Statement Two Alone:

The 2 legs of the triangle are of equal length.

Since a^2 + b^2 = 100 and we are given that a = b, we can say:

a^2 + a^2 = 100

We see that we can solve for a (though we don’t have to actually solve for it). And once we’ve solved for a, we can determine the value of b, since b = a. Therefore, we can determine the perimeter of the triangle, since we can determine the values of both a and b. Statement two alone is sufficient to answer the question.

Answer: D

I think there is a faster way to evaluate statement 1.
Area=25 => b*h=50 => b and h are factors of 50. Possible pairs: (1,50); (2,25); (5,10).
Remember: this triangle is a right triangle, which means the hypotenuse is supposed to be the largest side of this triangle.
So out of these three pairs only one pair (5,10). Sufficient. Bunuel VeritasKarishma what do you think?

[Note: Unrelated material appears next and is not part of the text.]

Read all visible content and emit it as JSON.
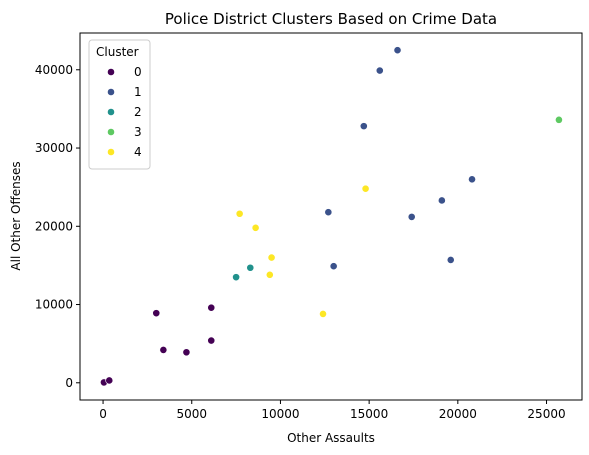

Something I always struggle with when given an equation with exponents such as the one Scott solved for in statement (1) (25 = [a√(100 - a^2)]/2) is how do we know that there aren't multiple solutions to the equation? (i.e. like when you're factoring the form of aX^2+bx+c). Is there any indication that there will NOT be multiple possible solutions from the equation without fully factoring out/solving?